Yeah. I think my point earlier was that there's only part of this portfolio that enjoys kind of the contract indexation, like the bus side of things. You know, RiverCity Ferries and Gladstone and some of the other smaller kind of government contracted services in the portfolio. Majority of the business, generally enjoys exclusive links to islands where there's an element of non-discretionary travel, but also, you know, the discretionary tourism travel. Because they enjoy that preferred status, you know, any cost base increases that are experienced in those business generally can be passed on through fare increases, as Andrew was describing. That, you know, the point was not to highlight that it's exposed to cost base increases, but to highlight that it's well-protected in the event of cost base increases.

you know, I think what we can see out of this business going forward is, you know, as those costs in the cost base, these additional overtime, you know, there's the staff, with staff shortages across this part of the business that didn't affect the delivery of services because we're able to cover 100% of services with overtime. That'll come out, which obviously translates into marginal improvement. I think the one thing that I would highlight, as a result of COVID is the effort that we've put into, scaling our business to only deliver services that we know will have demand, and pricing those services in a way that maximizes the yield from that demand.

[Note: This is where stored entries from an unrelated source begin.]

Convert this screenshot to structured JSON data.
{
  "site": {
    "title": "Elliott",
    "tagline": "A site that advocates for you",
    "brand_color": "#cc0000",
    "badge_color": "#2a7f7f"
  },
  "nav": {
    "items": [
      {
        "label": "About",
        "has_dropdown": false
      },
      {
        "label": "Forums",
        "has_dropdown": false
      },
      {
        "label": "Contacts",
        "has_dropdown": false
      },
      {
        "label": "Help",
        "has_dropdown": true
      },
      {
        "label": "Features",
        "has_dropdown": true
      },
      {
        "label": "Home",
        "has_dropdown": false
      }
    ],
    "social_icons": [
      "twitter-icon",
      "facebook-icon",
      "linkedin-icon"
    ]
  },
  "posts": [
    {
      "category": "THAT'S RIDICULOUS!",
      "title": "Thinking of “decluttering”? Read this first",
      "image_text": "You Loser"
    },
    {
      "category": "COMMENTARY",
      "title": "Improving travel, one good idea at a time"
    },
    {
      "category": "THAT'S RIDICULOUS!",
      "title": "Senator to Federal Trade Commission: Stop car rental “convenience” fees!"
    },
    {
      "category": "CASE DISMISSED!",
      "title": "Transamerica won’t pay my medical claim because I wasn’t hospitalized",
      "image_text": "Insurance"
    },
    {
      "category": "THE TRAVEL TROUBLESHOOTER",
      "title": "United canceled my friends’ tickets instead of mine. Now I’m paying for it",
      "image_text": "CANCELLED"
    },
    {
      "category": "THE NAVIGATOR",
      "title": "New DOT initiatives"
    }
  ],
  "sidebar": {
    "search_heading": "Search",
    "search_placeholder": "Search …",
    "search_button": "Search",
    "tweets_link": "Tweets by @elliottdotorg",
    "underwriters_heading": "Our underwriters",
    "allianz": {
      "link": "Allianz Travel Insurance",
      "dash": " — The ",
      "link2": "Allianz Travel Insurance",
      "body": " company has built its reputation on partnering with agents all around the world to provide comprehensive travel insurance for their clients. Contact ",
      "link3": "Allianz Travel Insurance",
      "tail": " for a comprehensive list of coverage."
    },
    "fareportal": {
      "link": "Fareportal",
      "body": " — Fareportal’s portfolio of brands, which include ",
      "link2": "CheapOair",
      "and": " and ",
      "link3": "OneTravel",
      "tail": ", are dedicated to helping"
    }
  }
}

We've invested very heavily in, you know, artificial intelligence demand pricing technology, which is progressively being rolled out across the business, which is translating into higher yields. We're getting better performance out of these assets in some cases than pre-COVID.

Jason Palmer
Equities Analyst, Taylor Collison

Okay, wonderful. What you're saying is that you're running less services and some of the service drops that you could put through during COVID and increase utilization, the customers are still accepting that reduced service?

Clint Feuerherdt
Managing Director and Group CEO, Kelsian Group

Correct. Yeah. We don't run a service. Well, I mean, the services that we're cutting are obviously not in high demand. You know, the percentage of the customer base that you'll disadvantage in by asking them to catch an alternate service is not a big percentage of the customer base. You know, between that change and the fare increases, we're not seeing that affect demand at all.

Jason Palmer
Equities Analyst, Taylor Collison

Great. Thank you so much.

Operator

We have no further questions at this time. I'll turn it over to Clint Feuerherdt for any closing comments.

Clint Feuerherdt
Managing Director and Group CEO, Kelsian Group

Thanks, Chris. I know it's a busy time, thanks for everybody for listening and for your questions. I'd just like to take the opportunity to once again acknowledge the team of people at Kelsian who were able to deliver this great result and some impressive contracting success. Thank you all also for your support of the company and my team. Thank you again, good morning.